Hungarian operatic soprano (born 1951)

Sylvia Sass (born 12 July 1951) is a Hungarian operatic soprano who has sung leading roles both in her native country and internationally.

==Life and career==
Born in Budapest, Sass studied at Franz Liszt Academy of Music in Budapest with Olga Révhegyi and Pál Varga. She made her
professional debut at the Hungarian State Opera, as Frasquita in Bizet's Carmen, in 1971. The following year, she appeared at the Sofia National Opera, as Violetta in La traviata, and during the 1974-75 season at the Salzburg Festival singing Mozart in concert.

In 1975, she sang at the Scottish Opera, as Desdemona in Verdi's Otello, and in 1976, made her debut at the Royal Opera House in London, in a performance as Giselda in I Lombardi, returning the following season as Violetta Valéry. In 1977, she made her only appearances at the Metropolitan Opera in New York, in Tosca (opposite José Carreras and Ingvar Wixell). She also appeared at the Vienna State Opera, the Munich State Opera, the Teatro Municipal de Caracas as Amelia in Un ballo in maschera, at the opera houses of Cologne, Frankfurt, Berlin, Hamburg, as well as the Paris Opera and the Aix-en-Provence Festival, both as Violetta. In 1978, she made her debut at the Teatro alla Scala in Milan, as Puccini's Manon Lescaut (with Plácido Domingo), conducted by Georges Prêtre and directed by Piero Faggioni, a performance that was televised live across Europe.
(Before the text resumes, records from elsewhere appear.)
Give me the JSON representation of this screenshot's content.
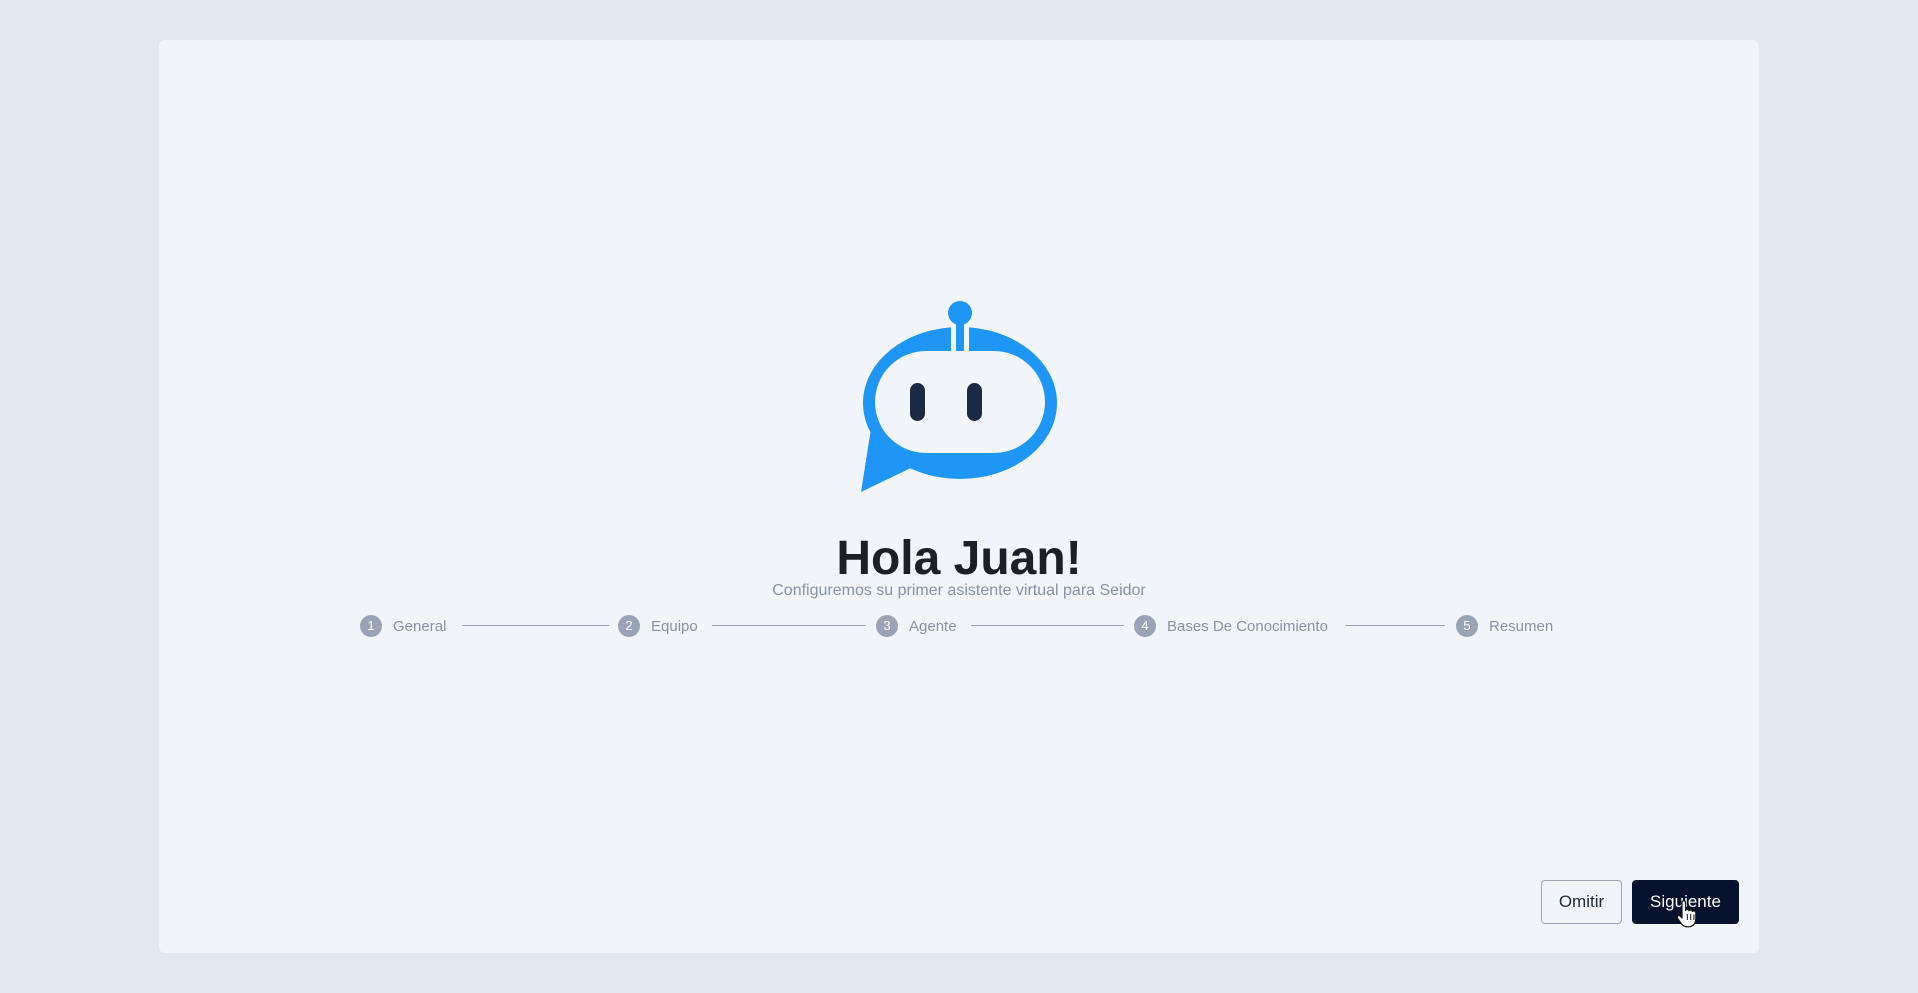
{
  "greeting": {
    "title": "Hola Juan!",
    "subtitle": "Configuremos su primer asistente virtual para Seidor"
  },
  "logo": {
    "icon": "chat-bot-icon",
    "color": "#1e96f5",
    "eye_color": "#1a2a44"
  },
  "steps": [
    {
      "number": "1",
      "label": "General"
    },
    {
      "number": "2",
      "label": "Equipo"
    },
    {
      "number": "3",
      "label": "Agente"
    },
    {
      "number": "4",
      "label": "Bases De Conocimiento"
    },
    {
      "number": "5",
      "label": "Resumen"
    }
  ],
  "actions": {
    "skip_label": "Omitir",
    "next_label": "Siguiente"
  },
  "colors": {
    "background": "#e3e8f0",
    "card": "#f1f5f9",
    "primary_button": "#07122f",
    "step_inactive": "#9aa3b6"
  }
}
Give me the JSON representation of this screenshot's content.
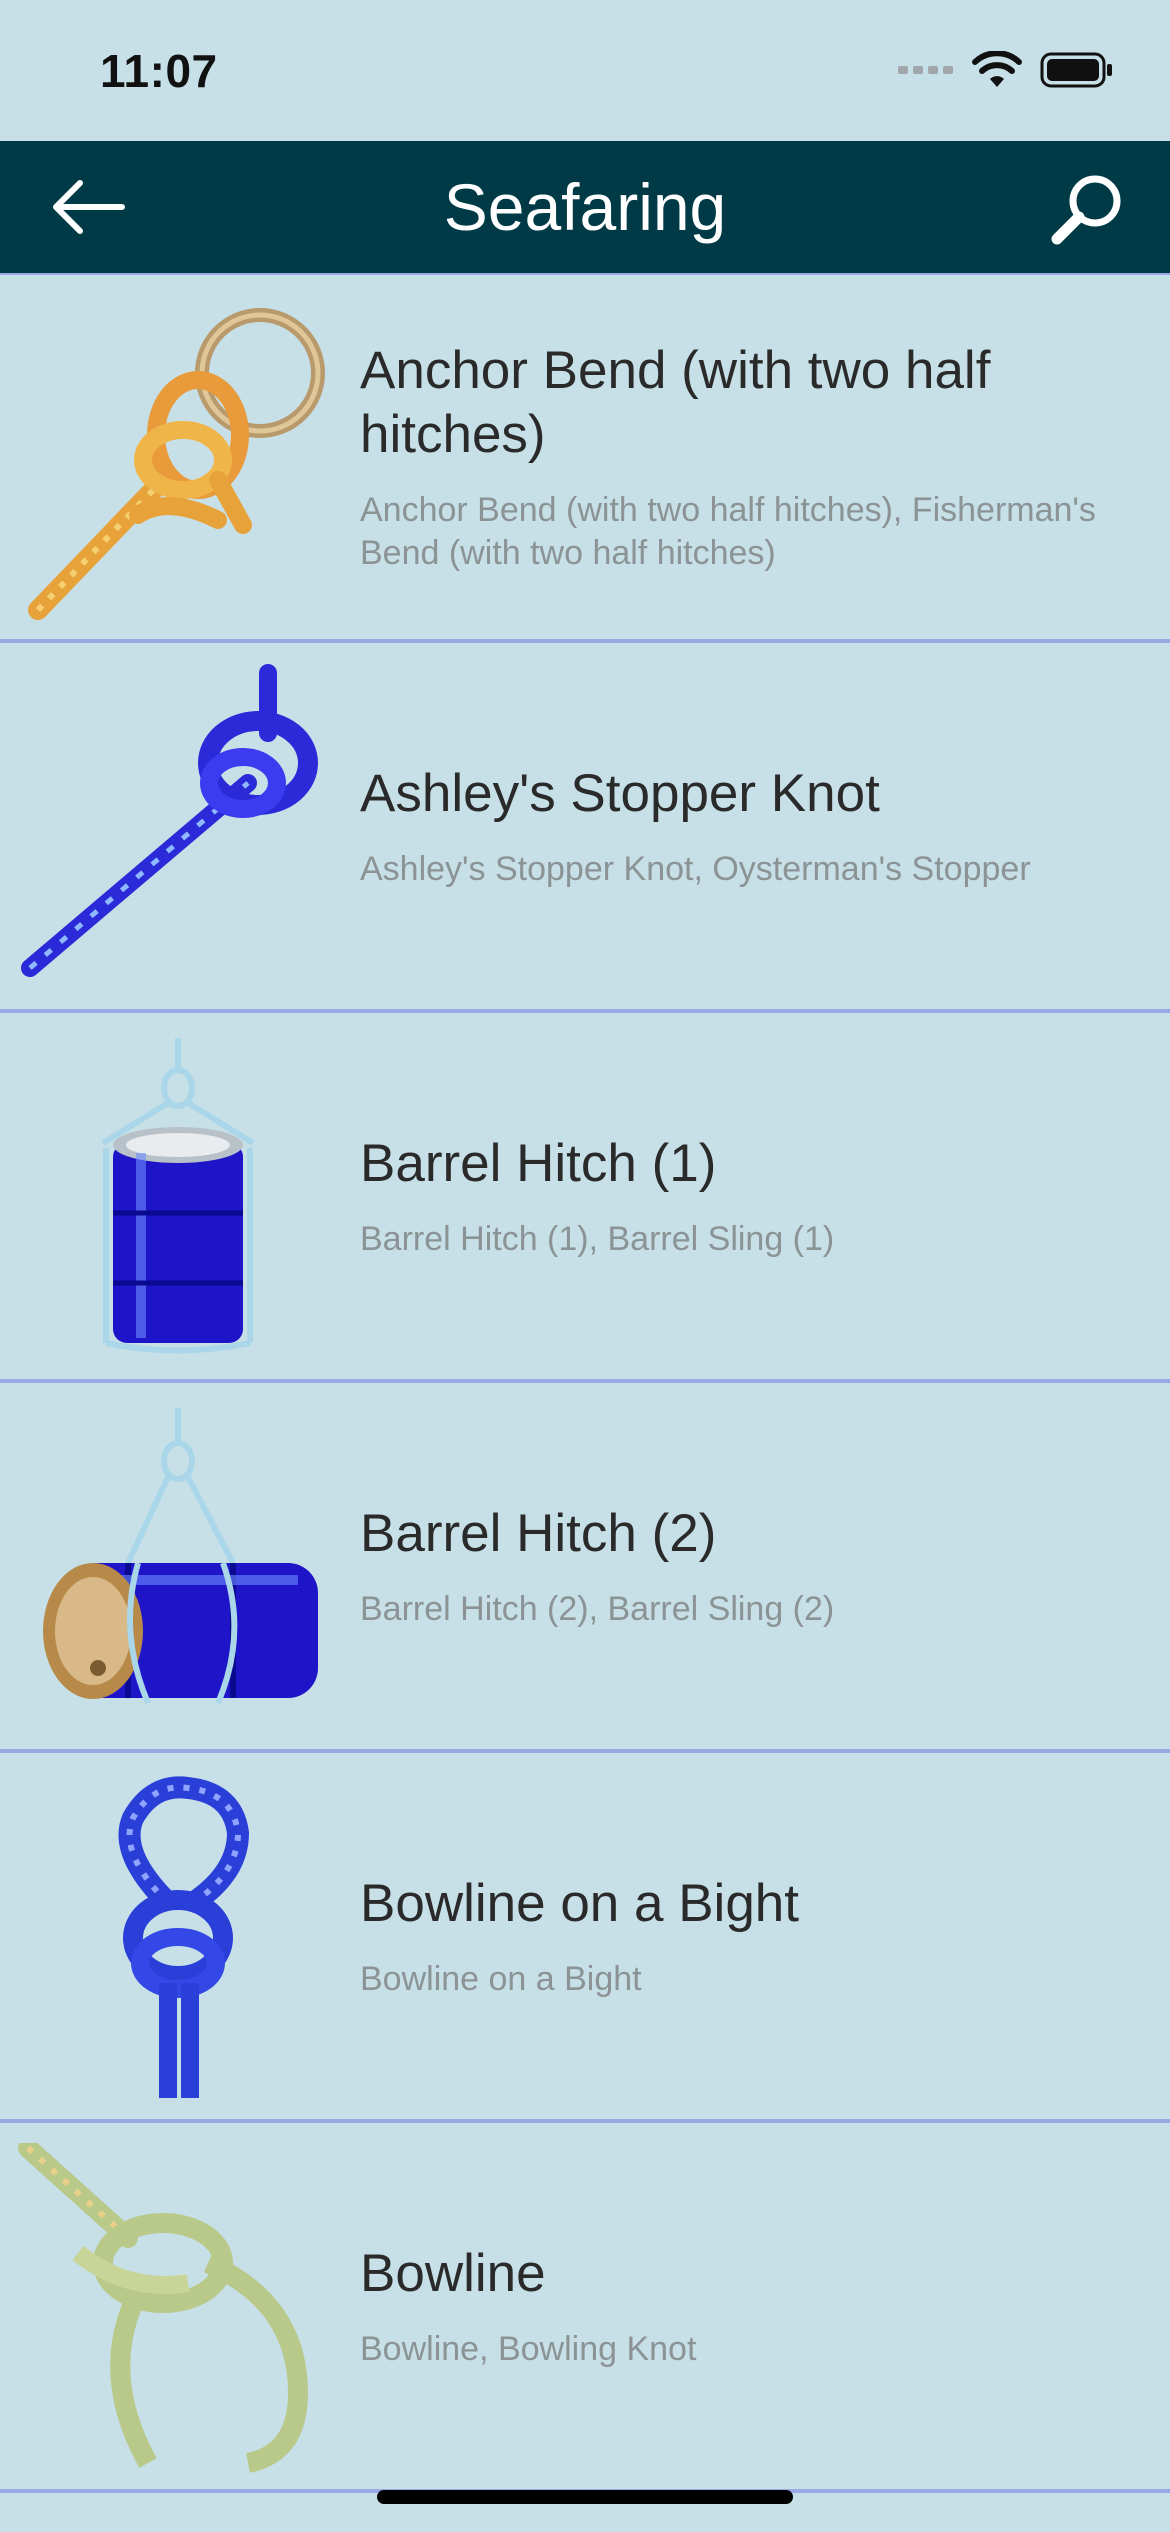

In 1983, she portrayed Giorgetta in Il tabarro at that theatre, conducted by Gianandrea Gavazzeni.

Her repertory also included Donna Anna in Don Giovanni, Fiordiligi in Così fan tutte, Mimi in La bohème, Judith in Béla Bartók's Bluebeard's Castle, etc., but she was particularly noted in early Verdi operas, especially as Lady Macbeth.

Sass has won many awards, the first in 1972 when she won first prize at the Kodály Voice Competition. In 1973, she won the Grand Prix as Violetta at the International Opera Competition for Young Singers. In 1974, she won the Silver Medal at the International Tchaikovsky Competition, in Moscow. She was also made an Artist of Merit of the Hungarian People's Republic in 1977.

Sass has made several recordings of arias, Lieder, and complete operas, notably Bluebeard's Castle and Don Giovanni, both conducted by Sir Georg Solti, Verdi's I Lombardi, Ernani, Attila, Macbeth, Stiffelio, all conducted by Lamberto Gardelli, as well as Cherubini's Médée (in the Italian version), again with Gardelli, Richard Strauss's Four Last Songs and Richard Wagner's Wesendonck Lieder.

She was awarded the Kossuth Prize in 2017.